The seniority mix tells a story about where AI teams are in their maturity. Entry-level roles (102) are outnumbered by mid-level (1,705) and senior (1,469) positions, reflecting that most companies are past the 'build a team from scratch' phase and need experienced engineers who can ship production systems. Leadership roles (Director, VP, C-Level) total 432 positions, representing the bottleneck between technical execution and organizational strategy.

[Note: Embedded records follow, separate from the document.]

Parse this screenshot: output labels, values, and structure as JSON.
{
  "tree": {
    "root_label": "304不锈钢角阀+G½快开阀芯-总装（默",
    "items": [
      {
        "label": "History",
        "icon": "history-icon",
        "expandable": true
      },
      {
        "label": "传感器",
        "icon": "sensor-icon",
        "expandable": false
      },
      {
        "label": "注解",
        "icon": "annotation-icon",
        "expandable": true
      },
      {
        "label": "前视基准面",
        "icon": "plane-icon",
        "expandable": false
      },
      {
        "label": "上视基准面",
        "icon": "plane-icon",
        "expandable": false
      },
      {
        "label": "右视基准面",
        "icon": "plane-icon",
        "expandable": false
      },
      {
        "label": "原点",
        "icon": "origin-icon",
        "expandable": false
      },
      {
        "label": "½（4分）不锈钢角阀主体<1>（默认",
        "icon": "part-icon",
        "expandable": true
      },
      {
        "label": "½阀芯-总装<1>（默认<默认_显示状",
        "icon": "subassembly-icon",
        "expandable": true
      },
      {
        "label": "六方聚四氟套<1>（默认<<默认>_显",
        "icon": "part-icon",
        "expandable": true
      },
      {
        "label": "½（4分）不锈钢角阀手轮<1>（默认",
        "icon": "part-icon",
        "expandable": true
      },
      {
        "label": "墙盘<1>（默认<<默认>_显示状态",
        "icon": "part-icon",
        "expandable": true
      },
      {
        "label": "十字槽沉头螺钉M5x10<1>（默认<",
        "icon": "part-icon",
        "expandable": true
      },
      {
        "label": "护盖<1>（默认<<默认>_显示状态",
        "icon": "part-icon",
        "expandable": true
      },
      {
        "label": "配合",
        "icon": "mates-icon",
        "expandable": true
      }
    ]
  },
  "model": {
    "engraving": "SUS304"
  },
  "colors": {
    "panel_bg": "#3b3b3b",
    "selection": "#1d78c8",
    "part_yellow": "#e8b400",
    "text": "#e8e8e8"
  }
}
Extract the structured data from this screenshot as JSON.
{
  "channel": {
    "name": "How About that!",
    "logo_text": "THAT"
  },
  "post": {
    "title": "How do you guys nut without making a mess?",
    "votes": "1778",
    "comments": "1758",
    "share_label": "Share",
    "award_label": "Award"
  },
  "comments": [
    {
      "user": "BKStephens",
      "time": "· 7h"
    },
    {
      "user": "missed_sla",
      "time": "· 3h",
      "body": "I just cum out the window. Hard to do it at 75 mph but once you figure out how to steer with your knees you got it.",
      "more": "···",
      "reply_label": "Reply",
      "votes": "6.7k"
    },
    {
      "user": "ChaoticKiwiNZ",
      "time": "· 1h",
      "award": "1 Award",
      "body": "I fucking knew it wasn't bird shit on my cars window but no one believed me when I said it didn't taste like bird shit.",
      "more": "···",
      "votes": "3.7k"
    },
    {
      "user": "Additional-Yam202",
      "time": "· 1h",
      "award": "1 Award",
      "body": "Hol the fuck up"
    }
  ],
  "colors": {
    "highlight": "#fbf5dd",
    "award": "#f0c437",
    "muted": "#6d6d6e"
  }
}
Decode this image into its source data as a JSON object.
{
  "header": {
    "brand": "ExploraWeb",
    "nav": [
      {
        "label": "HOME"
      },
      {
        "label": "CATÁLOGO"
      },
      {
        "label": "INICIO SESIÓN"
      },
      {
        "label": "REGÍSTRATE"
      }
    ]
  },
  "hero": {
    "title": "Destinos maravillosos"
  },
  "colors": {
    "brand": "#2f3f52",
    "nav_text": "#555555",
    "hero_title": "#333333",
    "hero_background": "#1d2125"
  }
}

Remote work availability sits at 14% of all AI roles (508 positions), with 3,180 requiring on-site or hybrid attendance. The remote share has stabilized after the post-pandemic correction. Senior and specialized roles (Research Scientist, ML Architect) are more likely to be remote-eligible than entry-level positions, partly because experienced hires have more negotiating power and partly because these roles require less hands-on mentorship.

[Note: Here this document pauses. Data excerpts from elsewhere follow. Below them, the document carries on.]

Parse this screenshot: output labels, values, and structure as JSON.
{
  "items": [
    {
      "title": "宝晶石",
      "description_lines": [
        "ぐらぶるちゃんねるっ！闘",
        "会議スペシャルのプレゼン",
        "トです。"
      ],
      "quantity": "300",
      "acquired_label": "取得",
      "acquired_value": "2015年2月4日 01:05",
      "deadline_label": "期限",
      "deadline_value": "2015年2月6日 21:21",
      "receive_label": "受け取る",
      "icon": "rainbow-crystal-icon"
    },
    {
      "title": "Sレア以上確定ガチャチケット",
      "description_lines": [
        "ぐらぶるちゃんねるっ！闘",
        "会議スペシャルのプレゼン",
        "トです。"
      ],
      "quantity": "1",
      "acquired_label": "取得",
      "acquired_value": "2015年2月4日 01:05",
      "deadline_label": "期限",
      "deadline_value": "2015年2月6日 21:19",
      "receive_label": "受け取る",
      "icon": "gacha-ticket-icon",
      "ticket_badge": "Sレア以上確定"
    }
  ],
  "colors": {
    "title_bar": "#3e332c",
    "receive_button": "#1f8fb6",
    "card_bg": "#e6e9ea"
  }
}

AI compensation is structured in clear tiers. The market median sits at $217,500. Top-quartile roles start at $272,100, and the 90th percentile reaches $325,000. These figures include base salary with disclosed compensation. Total compensation (including equity, bonuses, and sign-on) runs 20-40% higher at companies that offer those components.
Category matters for compensation. AI Safety roles lead at $300,000 median, while Prompt Engineer roles sit at $140,000. The spread between highest and lowest-paying categories reflects the premium on specialized technical skills versus broader analytical roles.
The most in-demand skills across all AI postings: Python (1,890 postings), Aws (1,103 postings), Azure (877 postings), Rag (855 postings), Gcp (631 postings), Prompt Engineering (560 postings), Pytorch (545 postings), Claude (498 postings). Python dominates, appearing in the vast majority of role descriptions regardless of category. Cloud platform experience (AWS, GCP, Azure) is the second most common requirement. The newer entrants to the top skills list (RAG, vector databases, LLM APIs) reflect the shift from traditional ML toward generative AI applications.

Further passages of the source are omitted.